As it turns out, the whole Seasons thing is just an arbitrary label for groupings of complementary colors. But the idea behind them is based on three color attributes that I am familiar with: Value [Dark/Light], Hue [Warm/Cool], and Saturation [Soft/Sharp]. Apparently, someone figured out that a seasonal scheme could be applied to these vectors to create groupings of color that worked well together, and that by matching a woman’s own natural coloration with one of the groupings, each woman could have an easy shorthand for creating good-looking outfits.
There’s a ton of sites out there, but the one I found to be both clear and thorough was this guide from the Chic Fashionista. It divides things into twelve groups (there are also simple four-category groupings out there as well as more complex sixteen-category ones). Season is determined first by Light or Dark, which was tricky for me. My skin is light, but my hair is right in the middle and my eyes are blue. After some staring into a mirror and looking at pictures online, I determined that I am a Cool Summer [Dark-Cool-Soft] who could also lean into Cool Winter [Dark-Cool-Sharp].
Cool is my strongest trait [“Aaaaayyyyyy!”], and Cool means blue. The Cool fashion palates are all about blue and things mixed with blue: purples, greens, blue-touched reds, grays and roses and blue-black charcoals. All of those are actually colors I liked! Further, Cool’s antitheses are orange and yellow, which is fine by me; I have never liked orange or yellow.

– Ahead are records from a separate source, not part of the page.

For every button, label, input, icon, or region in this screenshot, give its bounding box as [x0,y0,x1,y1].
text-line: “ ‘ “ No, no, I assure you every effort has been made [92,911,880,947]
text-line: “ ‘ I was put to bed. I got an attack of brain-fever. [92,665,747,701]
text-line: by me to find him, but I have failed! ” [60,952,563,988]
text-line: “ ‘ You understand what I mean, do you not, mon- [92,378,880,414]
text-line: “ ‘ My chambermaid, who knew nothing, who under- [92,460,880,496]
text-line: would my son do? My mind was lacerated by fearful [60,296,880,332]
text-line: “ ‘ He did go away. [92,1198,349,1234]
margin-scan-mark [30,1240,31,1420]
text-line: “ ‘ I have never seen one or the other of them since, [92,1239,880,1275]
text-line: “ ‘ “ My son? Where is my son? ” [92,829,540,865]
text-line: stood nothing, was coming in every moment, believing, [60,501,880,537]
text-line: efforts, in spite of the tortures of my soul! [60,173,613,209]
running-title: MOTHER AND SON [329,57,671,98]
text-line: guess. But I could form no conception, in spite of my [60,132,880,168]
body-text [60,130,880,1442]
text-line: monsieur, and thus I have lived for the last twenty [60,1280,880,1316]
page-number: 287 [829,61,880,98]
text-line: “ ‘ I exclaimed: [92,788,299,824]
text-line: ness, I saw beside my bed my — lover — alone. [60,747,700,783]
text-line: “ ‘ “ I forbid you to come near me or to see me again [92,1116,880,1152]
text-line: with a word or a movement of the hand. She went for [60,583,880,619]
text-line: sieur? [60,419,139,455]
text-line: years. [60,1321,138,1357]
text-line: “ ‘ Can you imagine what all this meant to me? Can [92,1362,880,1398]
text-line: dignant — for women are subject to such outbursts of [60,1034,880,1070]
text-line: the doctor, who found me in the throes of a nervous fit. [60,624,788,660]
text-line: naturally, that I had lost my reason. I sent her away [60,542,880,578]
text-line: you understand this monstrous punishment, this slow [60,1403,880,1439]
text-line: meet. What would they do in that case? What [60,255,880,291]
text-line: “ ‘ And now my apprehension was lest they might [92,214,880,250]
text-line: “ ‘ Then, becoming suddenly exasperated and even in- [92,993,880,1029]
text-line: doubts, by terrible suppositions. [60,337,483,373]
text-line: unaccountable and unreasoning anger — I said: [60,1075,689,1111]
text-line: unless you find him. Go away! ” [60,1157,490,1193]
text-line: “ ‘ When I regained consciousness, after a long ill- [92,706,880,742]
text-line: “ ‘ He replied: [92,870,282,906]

The Summer grouping is a “Light” grouping, and so it’s all about more muted colors. Not pastels, but not bold, bright colors, either. That I sit on the fence with Winter means I can get away with the more bold, “pure” colors, though, like the occassional bright red or royal blue. I’m cool with that, too.
Honestly, I like to think that I’ve “known” my palate most of my life, thanks to my art training. I just didn’t know how to put it in fashion terms. If you were to look at my men’s wardrobe, you would see plenty of dark and neutral colors; but also a preference for things like burgundy reds, earthy greens, subdued purples, and blues of all kinds. It seems like I just need to bring those colors out more and be willing to introduce more softer colors into the mix (men’s clothes aren’t big on soft colors).
I’ve gotten lucky, I’ve been picking colors that “matched” me all along. If you’re not so articitically inclined, though, hie thee to the Chic Fashionista. At its heart, color theory is about visual analysis and artistic pairing, and that’s something that shouldn’t be ignored. Women’s clothes really ramp up the variety and intensity of colors over men’s clothes, and when you factor makeup into the equation, it seems like a no-brainer to be more aware of your colors. It will make you look better when you go en femme.